NekoBoy/docs/02-SYSTEM-ARCHITECTURE.md

7.7 KiB
Raw Blame History

System Architecture

Last Updated: 2026-05-27
Status: Draft

1. High-Level Overview

NekoBoy is built around a clear division of responsibilities between a microcontroller (CPU) and an FPGA. This hybrid architecture allows us to combine the flexibility of software with the deterministic, high-performance capabilities of custom hardware.
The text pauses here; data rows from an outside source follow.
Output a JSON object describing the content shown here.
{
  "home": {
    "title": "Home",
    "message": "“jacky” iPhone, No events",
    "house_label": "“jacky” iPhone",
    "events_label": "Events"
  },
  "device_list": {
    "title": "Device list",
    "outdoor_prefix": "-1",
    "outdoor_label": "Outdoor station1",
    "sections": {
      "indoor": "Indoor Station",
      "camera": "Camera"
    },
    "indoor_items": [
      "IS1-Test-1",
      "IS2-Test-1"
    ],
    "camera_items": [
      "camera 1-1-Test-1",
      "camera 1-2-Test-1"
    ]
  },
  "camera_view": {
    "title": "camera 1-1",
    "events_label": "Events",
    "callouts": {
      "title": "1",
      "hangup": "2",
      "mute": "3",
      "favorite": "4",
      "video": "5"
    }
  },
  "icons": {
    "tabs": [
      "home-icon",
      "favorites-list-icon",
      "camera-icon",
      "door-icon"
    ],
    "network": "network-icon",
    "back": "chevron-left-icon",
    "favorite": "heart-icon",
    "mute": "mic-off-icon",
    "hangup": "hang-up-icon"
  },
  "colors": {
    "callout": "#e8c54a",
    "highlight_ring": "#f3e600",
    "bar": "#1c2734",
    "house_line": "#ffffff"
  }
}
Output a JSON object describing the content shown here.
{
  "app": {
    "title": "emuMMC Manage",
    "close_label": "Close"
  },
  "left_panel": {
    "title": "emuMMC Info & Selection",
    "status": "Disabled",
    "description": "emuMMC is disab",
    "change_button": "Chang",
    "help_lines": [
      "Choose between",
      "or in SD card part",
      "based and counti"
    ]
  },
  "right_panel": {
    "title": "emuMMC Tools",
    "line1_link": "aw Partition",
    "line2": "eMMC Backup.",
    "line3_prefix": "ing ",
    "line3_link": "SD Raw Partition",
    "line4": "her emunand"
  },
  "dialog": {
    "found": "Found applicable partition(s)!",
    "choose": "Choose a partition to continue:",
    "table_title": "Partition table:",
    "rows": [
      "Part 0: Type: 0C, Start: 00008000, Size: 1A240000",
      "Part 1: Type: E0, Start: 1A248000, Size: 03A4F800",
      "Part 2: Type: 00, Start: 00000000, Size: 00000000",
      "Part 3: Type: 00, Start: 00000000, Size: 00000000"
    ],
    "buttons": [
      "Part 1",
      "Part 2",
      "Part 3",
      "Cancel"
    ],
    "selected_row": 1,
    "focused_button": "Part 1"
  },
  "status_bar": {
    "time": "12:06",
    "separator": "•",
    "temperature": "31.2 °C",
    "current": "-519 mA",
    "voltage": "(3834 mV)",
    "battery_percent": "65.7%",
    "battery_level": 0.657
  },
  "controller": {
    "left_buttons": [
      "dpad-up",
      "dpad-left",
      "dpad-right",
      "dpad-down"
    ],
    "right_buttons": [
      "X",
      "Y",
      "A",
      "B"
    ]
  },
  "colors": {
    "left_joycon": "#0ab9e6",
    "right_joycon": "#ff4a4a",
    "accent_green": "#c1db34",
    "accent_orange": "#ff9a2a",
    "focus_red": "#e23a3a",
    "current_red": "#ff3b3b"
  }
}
The system is designed so that the same high-level game code can run on both a PC emulator and the real hardware with minimal changes. This is achieved through a Core Abstraction Layer.

Core Components

Component Role Technology
STM32U575VIT6 Main CPU Game logic, AI, physics, high-level control Microcontroller
XC7S50-2CSGA324I PPU (Graphics) + APU (Audio) FPGA
Core Abstraction Layer Unified interface for PPU and APU C library
Emulator Software Reference PPU + APU (for development) PC software
NekoTracker Music creation tool Runs on PC and Hardware

2. Component Responsibilities

STM32U575VIT6 (Main CPU)

The microcontroller handles everything that benefits from flexible software logic:

  • Game logic, AI, and physics
  • High-level game state management
  • Asset streaming and coordination
  • Communication with the FPGA via FMC
  • Power management and system control
  • Cartridge interface and flashing
  • I2C communication with power, audio codec, and sensors

Design Principle: The CPU should stay focused on what should happen, while the FPGA handles how it is rendered and played.

XC7S50 FPGA (PPU + APU)

The FPGA is responsible for all real-time, performance-critical tasks:

  • PPU (Pixel Processing Unit): Tile layers, sprites, palettes, priority, effects, and display output
  • APU (Audio Processing Unit): FM synthesis, PCM playback, mixing, and lo-fi post-processing
  • Direct RGB output to the display
  • I2S audio output to the codec

The FPGA provides deterministic timing and high parallelism, which is ideal for graphics and audio.

Core Abstraction Layer

This is the most important software component in the project.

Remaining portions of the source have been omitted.